Britain is now fighting a war it dares not name. The recent failed car bomb attacks on a London nightclub and Glasgow airport demonstrated once again that Britain is a principal target for al-Qaeda. But even now, the British response is dangerously confused.
After eight people in the medical profession were arrested over these attacks, there was widespread shock that those who cure should also want to kill. This naive and ahistorical reaction demonstrated yet again the extraordinary state of denial about the Islamist jihad. After all, Osama bin Laden's sidekick, Ayman al-Zawahri, is a doctor. So are other Islamist terrorists, including Mahmoud Zahar, the Hamas strongman in Gaza.

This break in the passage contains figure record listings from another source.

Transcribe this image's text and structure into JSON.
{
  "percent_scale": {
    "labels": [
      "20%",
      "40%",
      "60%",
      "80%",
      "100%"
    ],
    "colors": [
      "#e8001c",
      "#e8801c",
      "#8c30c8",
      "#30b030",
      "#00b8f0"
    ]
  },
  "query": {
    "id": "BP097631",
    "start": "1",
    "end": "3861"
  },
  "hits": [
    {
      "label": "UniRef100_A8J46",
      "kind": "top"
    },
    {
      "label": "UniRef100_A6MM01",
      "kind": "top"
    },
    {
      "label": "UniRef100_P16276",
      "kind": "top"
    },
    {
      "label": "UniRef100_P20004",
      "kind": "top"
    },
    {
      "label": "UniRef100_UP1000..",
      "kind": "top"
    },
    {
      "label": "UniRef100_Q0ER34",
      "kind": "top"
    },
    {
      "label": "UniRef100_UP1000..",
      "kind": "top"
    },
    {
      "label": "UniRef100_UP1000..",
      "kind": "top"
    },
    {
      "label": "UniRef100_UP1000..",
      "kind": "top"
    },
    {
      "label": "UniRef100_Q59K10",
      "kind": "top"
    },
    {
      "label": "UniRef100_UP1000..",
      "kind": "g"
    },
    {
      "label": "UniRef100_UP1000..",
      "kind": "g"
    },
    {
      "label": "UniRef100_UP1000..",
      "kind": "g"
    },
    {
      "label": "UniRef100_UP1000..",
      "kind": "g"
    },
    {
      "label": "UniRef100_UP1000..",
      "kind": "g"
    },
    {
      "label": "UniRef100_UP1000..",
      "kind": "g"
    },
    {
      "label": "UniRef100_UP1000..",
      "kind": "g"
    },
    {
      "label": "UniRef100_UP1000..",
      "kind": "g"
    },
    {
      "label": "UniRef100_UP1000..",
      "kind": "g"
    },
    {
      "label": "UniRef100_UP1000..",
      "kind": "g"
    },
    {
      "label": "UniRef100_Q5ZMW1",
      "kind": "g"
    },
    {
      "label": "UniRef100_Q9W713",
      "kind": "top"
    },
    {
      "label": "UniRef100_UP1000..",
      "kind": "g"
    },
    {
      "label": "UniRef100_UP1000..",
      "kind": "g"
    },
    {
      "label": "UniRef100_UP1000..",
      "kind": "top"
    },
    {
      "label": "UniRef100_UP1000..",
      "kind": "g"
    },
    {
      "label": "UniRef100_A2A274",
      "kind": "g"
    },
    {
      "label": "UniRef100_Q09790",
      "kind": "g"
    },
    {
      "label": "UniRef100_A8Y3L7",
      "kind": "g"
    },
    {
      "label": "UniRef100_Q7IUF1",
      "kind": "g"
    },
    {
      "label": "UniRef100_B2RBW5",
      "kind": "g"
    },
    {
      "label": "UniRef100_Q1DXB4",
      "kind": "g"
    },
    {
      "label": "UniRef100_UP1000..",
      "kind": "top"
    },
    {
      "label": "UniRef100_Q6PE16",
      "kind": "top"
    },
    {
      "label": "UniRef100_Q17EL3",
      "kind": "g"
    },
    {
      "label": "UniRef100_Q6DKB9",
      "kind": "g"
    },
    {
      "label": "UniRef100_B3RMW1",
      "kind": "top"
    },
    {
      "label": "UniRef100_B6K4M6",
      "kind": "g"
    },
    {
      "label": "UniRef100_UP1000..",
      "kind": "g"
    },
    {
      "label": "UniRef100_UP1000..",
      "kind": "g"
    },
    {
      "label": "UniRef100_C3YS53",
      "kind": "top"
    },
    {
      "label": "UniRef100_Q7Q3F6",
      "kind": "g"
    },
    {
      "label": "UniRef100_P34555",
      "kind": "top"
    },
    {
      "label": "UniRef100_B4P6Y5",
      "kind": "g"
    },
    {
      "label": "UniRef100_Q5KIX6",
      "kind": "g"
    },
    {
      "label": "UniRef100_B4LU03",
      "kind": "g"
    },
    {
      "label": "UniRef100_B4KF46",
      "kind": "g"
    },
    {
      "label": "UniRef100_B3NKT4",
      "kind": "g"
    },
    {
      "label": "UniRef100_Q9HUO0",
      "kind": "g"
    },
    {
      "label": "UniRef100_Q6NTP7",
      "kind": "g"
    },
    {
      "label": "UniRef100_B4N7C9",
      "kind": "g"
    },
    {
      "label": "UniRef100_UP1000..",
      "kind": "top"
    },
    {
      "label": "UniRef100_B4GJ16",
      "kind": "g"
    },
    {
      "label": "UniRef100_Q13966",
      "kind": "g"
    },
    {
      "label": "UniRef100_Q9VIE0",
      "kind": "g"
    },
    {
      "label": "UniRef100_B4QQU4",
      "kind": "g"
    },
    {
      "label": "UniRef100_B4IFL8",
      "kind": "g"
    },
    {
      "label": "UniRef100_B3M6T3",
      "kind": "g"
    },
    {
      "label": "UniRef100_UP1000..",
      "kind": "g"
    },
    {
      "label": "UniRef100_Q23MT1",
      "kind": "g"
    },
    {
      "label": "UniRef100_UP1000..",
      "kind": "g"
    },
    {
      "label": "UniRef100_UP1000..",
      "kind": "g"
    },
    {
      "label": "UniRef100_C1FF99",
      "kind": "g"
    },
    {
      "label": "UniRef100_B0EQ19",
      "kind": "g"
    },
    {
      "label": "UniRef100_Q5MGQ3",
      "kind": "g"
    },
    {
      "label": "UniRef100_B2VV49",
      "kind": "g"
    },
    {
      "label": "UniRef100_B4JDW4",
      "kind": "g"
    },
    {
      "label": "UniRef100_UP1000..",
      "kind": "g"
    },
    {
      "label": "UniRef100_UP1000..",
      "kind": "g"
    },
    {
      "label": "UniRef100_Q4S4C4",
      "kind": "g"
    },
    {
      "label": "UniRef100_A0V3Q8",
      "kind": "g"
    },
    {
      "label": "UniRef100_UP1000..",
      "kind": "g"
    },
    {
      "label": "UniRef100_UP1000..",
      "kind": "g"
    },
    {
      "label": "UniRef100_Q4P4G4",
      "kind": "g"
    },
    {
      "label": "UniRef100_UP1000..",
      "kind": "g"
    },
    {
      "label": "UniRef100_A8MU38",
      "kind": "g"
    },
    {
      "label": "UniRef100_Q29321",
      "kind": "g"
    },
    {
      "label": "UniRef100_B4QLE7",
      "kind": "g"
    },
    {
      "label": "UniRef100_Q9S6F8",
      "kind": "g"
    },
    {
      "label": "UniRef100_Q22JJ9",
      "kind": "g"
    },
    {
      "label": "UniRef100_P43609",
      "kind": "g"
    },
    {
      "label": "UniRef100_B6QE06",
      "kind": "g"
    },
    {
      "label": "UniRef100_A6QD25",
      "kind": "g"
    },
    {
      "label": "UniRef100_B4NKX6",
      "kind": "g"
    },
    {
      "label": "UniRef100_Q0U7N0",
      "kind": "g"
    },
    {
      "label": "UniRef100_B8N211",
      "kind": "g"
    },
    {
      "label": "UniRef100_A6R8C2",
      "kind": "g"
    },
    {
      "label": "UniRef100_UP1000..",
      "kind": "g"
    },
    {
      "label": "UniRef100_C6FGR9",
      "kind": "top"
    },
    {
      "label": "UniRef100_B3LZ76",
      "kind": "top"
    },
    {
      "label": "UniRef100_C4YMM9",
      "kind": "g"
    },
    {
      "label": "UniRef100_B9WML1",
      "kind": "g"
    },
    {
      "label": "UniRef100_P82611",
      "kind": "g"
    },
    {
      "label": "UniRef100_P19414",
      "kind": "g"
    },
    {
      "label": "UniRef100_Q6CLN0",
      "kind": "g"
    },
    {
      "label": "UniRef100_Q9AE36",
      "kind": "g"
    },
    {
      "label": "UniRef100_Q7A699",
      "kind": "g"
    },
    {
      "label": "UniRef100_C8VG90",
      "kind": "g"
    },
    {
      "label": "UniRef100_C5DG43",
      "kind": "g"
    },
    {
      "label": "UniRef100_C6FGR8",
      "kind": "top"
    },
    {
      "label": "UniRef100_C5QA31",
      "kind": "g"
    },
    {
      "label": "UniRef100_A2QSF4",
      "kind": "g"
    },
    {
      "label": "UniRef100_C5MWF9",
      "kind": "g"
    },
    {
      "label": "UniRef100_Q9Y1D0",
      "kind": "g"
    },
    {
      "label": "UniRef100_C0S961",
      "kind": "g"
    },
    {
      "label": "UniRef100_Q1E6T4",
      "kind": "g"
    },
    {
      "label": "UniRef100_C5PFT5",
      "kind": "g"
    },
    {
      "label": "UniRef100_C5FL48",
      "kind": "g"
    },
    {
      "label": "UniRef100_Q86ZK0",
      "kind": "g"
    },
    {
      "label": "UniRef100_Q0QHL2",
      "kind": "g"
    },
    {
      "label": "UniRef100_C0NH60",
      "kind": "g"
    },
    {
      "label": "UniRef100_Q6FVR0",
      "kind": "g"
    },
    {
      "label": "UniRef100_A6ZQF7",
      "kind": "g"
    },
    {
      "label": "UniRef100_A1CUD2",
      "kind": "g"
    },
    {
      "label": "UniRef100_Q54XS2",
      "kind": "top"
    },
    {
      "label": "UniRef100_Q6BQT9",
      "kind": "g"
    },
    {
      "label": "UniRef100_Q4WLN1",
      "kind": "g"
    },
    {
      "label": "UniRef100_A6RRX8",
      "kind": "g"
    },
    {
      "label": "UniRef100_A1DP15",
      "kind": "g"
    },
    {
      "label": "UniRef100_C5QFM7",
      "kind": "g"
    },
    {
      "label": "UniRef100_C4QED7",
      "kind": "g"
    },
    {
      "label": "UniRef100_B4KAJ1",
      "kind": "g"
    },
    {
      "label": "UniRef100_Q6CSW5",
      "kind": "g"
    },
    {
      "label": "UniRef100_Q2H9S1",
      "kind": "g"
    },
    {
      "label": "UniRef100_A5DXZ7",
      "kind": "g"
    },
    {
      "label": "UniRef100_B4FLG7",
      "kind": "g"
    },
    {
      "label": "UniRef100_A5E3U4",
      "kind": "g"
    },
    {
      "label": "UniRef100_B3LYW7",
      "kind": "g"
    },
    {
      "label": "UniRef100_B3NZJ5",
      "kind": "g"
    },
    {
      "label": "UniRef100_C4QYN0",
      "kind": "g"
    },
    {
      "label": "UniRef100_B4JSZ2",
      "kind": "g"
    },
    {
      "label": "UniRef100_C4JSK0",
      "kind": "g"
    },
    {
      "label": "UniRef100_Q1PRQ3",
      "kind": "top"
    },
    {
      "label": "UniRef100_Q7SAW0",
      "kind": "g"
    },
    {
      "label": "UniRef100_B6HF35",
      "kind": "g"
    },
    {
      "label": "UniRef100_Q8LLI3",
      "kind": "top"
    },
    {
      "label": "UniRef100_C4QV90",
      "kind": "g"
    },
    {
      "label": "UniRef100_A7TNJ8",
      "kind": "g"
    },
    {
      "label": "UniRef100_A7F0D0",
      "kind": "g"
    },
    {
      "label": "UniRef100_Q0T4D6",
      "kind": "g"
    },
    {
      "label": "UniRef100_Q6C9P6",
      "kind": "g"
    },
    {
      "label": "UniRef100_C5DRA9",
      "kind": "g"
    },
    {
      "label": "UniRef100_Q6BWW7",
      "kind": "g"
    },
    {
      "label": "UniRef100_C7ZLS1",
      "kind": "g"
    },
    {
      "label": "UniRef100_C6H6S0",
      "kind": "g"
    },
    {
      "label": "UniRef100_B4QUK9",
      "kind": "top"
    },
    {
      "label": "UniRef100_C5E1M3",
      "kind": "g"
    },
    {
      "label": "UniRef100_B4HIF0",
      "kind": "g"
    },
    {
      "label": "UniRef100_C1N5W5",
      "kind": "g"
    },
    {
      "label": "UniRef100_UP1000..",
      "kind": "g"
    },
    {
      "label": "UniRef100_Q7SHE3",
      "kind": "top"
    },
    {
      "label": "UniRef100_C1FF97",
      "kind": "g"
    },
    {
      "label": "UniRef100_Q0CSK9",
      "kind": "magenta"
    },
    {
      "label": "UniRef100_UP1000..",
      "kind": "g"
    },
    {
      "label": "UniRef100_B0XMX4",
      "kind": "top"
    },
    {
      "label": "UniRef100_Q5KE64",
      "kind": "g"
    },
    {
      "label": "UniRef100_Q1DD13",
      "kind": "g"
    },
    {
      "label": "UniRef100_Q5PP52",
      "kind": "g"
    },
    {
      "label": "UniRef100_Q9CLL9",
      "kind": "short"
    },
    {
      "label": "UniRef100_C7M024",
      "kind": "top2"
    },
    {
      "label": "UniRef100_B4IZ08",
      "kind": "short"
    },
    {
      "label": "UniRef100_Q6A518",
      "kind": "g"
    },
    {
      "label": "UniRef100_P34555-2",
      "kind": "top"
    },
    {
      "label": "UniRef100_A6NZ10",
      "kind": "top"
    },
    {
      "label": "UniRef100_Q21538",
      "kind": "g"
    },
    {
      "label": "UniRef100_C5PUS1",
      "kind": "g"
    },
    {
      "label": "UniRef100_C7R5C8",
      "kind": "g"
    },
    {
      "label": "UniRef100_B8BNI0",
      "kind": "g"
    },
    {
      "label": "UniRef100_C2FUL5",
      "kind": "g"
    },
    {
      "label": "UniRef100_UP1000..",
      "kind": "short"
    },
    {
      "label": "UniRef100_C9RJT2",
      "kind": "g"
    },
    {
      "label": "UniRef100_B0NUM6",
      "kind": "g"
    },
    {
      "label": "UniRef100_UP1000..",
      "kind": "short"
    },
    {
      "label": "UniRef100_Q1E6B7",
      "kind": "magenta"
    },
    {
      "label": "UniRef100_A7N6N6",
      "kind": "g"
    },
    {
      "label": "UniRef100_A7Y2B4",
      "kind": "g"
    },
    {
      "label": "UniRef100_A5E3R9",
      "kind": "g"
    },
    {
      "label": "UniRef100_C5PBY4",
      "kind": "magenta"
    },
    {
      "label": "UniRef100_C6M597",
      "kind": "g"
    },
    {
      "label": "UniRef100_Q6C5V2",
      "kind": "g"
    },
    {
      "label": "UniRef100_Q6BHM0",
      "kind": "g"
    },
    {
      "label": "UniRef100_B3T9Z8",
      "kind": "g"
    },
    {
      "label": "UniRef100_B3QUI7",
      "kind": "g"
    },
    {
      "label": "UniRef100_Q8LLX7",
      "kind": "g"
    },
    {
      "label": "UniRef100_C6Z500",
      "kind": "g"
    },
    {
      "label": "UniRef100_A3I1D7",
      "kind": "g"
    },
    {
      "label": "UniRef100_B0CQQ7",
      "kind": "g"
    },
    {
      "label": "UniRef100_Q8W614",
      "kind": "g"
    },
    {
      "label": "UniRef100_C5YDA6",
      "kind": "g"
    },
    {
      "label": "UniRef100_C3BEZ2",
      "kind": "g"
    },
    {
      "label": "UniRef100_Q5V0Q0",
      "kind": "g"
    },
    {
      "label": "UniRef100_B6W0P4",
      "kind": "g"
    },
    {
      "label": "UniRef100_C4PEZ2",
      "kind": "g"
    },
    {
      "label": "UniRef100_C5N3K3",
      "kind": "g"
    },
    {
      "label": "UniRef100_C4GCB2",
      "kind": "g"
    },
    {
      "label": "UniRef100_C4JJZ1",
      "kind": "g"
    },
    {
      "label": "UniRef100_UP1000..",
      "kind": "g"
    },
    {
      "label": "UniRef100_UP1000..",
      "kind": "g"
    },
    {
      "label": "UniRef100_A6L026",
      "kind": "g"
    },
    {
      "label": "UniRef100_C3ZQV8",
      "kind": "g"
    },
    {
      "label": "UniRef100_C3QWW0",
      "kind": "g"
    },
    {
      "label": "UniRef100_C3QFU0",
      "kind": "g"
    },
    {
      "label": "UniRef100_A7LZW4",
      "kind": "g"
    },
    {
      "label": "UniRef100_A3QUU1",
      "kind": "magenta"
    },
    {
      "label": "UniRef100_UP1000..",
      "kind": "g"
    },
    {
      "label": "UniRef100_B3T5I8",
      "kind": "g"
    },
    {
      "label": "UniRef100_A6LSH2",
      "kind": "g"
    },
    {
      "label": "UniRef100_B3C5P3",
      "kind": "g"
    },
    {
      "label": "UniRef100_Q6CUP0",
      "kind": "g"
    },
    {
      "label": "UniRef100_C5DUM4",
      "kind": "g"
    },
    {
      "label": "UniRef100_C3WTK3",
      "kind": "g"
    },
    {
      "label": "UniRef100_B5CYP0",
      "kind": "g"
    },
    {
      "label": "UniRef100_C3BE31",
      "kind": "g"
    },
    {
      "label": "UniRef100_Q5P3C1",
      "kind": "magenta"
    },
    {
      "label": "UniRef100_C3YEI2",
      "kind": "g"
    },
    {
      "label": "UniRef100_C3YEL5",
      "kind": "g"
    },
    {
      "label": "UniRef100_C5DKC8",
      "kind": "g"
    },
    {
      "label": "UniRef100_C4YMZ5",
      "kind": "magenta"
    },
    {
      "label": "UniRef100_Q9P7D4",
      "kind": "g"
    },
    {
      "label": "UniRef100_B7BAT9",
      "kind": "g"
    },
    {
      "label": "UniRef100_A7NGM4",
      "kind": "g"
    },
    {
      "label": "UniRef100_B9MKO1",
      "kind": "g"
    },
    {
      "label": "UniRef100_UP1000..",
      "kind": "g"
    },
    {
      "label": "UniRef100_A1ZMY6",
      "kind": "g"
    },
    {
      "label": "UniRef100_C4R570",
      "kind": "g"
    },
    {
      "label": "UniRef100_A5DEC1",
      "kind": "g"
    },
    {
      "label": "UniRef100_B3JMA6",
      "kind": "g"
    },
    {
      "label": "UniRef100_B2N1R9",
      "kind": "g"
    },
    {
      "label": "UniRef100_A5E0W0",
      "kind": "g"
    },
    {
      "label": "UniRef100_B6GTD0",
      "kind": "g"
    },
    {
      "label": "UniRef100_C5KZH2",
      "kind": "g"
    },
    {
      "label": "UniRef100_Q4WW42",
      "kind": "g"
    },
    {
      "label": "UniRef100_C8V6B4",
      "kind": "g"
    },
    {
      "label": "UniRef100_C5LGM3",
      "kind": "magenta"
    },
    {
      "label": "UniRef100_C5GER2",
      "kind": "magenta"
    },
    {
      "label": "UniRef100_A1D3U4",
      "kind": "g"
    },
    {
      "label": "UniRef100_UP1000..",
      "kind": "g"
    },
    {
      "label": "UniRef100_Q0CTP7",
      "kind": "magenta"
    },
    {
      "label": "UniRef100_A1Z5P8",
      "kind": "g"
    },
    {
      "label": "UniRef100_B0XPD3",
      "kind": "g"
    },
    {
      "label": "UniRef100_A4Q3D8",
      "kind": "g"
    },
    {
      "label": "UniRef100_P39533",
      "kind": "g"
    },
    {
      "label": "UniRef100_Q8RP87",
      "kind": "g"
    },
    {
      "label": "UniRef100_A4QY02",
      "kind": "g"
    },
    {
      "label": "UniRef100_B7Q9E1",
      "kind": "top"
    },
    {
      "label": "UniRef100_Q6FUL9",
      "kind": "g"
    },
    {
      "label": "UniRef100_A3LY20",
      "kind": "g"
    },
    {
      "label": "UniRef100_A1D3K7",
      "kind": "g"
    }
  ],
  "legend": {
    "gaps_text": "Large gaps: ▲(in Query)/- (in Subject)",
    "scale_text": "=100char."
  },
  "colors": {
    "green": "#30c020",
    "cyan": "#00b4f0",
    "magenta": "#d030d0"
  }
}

But because the deeply empirical British do not understand how religious fanaticism twists the human mind, they tell themselves that Islamic terrorism must be driven by rational grievances such as deprivation, "Islamophobia" or British foreign policy.

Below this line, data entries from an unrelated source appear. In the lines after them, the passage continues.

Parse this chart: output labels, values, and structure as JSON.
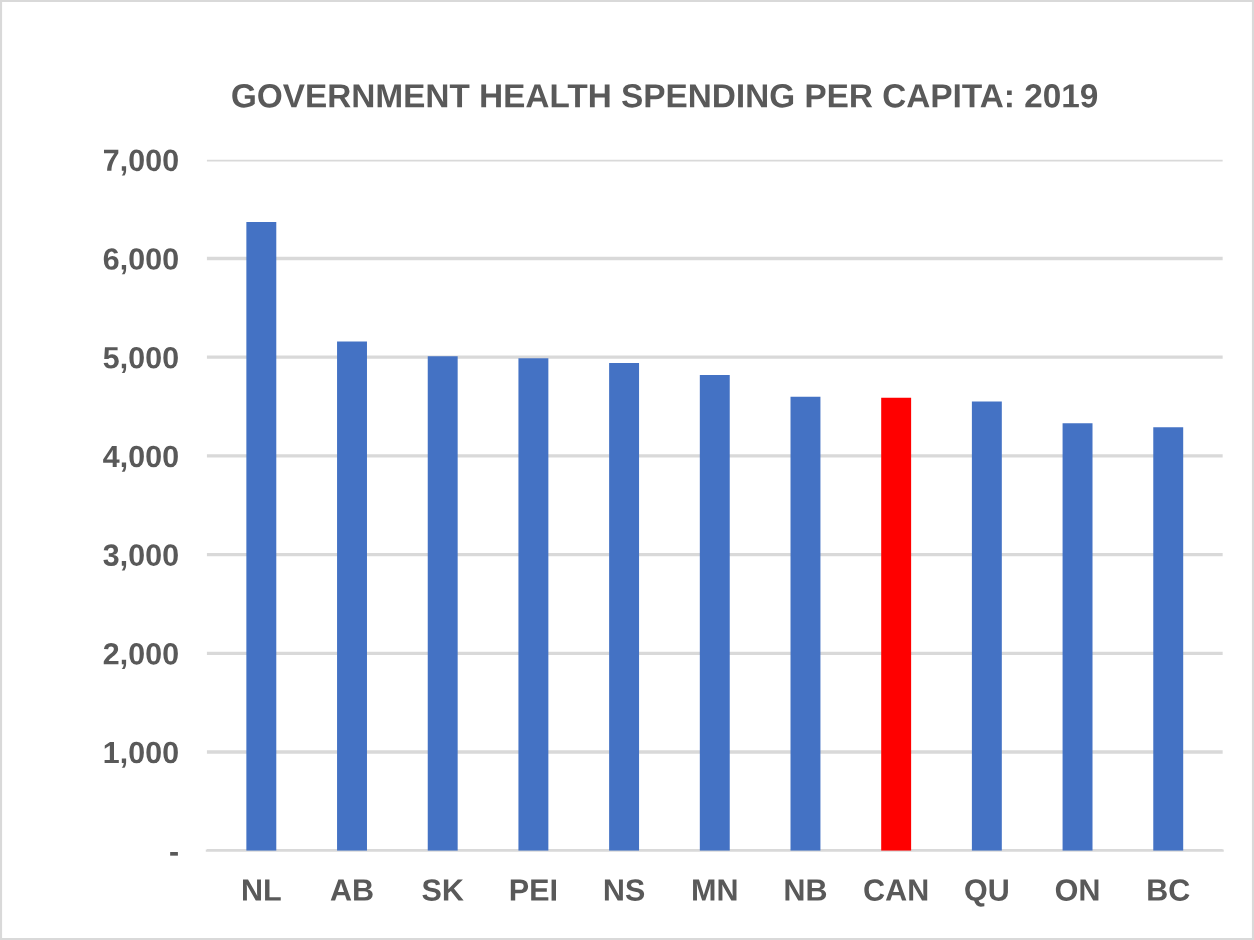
{
  "chart_data": {
    "type": "bar",
    "title": "GOVERNMENT HEALTH SPENDING PER CAPITA: 2019",
    "categories": [
      "NL",
      "AB",
      "SK",
      "PEI",
      "NS",
      "MN",
      "NB",
      "CAN",
      "QU",
      "ON",
      "BC"
    ],
    "values": [
      6370,
      5160,
      5010,
      4990,
      4940,
      4820,
      4600,
      4590,
      4550,
      4330,
      4290
    ],
    "colors": [
      "#4472c4",
      "#4472c4",
      "#4472c4",
      "#4472c4",
      "#4472c4",
      "#4472c4",
      "#4472c4",
      "#ff0000",
      "#4472c4",
      "#4472c4",
      "#4472c4"
    ],
    "ylim": [
      0,
      7000
    ],
    "yticks": [
      {
        "value": 0,
        "label": "-"
      },
      {
        "value": 1000,
        "label": "1,000"
      },
      {
        "value": 2000,
        "label": "2,000"
      },
      {
        "value": 3000,
        "label": "3,000"
      },
      {
        "value": 4000,
        "label": "4,000"
      },
      {
        "value": 5000,
        "label": "5,000"
      },
      {
        "value": 6000,
        "label": "6,000"
      },
      {
        "value": 7000,
        "label": "7,000"
      }
    ],
    "grid": "y",
    "legend": false
  }
}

Many continue to believe that Britain is a target because of its involvement in Iraq. While the war is undoubtedly used to whip up hysteria in the Muslim world, the irrationality of believing that it is the cause of Islamic terror is clearly demonstrated by the fact that British Muslims who have been jailed for terrorist offenses were recruited even before 9/11. Al-Qaeda is also heavily engaged in places such as Indonesia or Africa, which have no connection to Iraq or the Middle East.
In Britain, all these grievance excuses are wearing very thin, thanks to the recent emergence of former jihadists who have renounced their extremism.

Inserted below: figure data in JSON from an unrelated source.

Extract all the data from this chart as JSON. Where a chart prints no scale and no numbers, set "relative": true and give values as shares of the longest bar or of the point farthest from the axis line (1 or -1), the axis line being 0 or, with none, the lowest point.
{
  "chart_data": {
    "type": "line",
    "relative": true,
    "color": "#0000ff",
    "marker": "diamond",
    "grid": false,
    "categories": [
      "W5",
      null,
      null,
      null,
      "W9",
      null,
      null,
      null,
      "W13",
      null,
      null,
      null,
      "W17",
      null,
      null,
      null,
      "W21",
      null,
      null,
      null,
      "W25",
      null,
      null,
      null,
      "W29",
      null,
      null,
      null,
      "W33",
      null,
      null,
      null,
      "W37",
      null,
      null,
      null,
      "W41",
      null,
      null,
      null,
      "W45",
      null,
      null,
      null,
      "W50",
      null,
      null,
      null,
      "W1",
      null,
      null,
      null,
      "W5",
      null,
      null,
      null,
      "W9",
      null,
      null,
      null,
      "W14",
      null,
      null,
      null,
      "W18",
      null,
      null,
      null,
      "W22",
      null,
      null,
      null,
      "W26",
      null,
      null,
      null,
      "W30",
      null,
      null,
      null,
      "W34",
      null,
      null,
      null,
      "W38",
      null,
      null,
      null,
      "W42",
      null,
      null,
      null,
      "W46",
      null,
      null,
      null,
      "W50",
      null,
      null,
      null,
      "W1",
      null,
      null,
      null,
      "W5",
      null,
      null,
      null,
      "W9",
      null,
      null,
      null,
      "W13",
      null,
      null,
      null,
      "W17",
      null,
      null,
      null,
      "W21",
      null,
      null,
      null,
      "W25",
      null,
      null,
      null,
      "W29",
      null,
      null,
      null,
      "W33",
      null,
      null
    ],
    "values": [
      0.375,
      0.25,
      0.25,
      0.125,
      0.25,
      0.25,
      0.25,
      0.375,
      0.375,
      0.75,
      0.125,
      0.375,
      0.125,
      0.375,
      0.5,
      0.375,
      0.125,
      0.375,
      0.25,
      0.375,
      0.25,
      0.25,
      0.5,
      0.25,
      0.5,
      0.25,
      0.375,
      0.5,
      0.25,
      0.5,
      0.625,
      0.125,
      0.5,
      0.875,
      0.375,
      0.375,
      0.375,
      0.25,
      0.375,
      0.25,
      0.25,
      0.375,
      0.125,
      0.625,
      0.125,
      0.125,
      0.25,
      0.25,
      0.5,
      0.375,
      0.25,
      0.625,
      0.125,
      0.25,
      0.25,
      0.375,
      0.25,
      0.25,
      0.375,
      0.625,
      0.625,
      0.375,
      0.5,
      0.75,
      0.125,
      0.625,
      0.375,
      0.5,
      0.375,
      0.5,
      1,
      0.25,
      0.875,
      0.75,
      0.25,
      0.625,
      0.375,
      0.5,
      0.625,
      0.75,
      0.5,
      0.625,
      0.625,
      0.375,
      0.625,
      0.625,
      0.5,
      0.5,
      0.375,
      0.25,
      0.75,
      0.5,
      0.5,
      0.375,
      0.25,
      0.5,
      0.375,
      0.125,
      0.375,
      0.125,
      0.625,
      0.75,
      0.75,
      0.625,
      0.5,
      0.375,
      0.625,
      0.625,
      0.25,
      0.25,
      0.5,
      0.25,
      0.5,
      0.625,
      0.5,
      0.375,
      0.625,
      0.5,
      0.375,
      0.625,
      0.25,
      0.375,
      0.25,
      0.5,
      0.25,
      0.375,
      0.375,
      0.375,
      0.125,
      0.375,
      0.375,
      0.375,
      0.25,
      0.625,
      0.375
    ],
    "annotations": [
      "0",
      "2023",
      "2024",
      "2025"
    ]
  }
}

Ed Husain, in his book The Islamist, and another former radical, Hassan Butt, have made the case that the doctrines to which they once subscribed are rooted in nothing other than a fanatical desire to Islamize the world.
But while these courageous people are telling Britain that, far from being motivated by despair, Islamist terrorists kill as an act of religious exultation, the new prime minister, Gordon Brown, has banned his ministers from using the word "Muslim" — and presumably "Islamic" or "Islamist" — in connection with the terrorist crisis. He has also put an end to the phrase "war on terror."
While I try to separate islamists from Islam when writing about the subject, it is difficult when the jihadis themselves continue to trumpet their religious trappings and their public calls for the conquest of the West. Refusing to face that reality is, as Phillips points out, a dangerous sign of weakness.






By Anthony (Los Angeles), Tuesday, 10 July , 2007 @ 9:08 am
I don’t think one can separate “Islamists” from “Islam.” By its nature a political, aggressive religion, I have this feeling that the jihadis may be more right than most want to admit, and that those we call “moderates” aren’t practicing the religion the way Muhammad intended.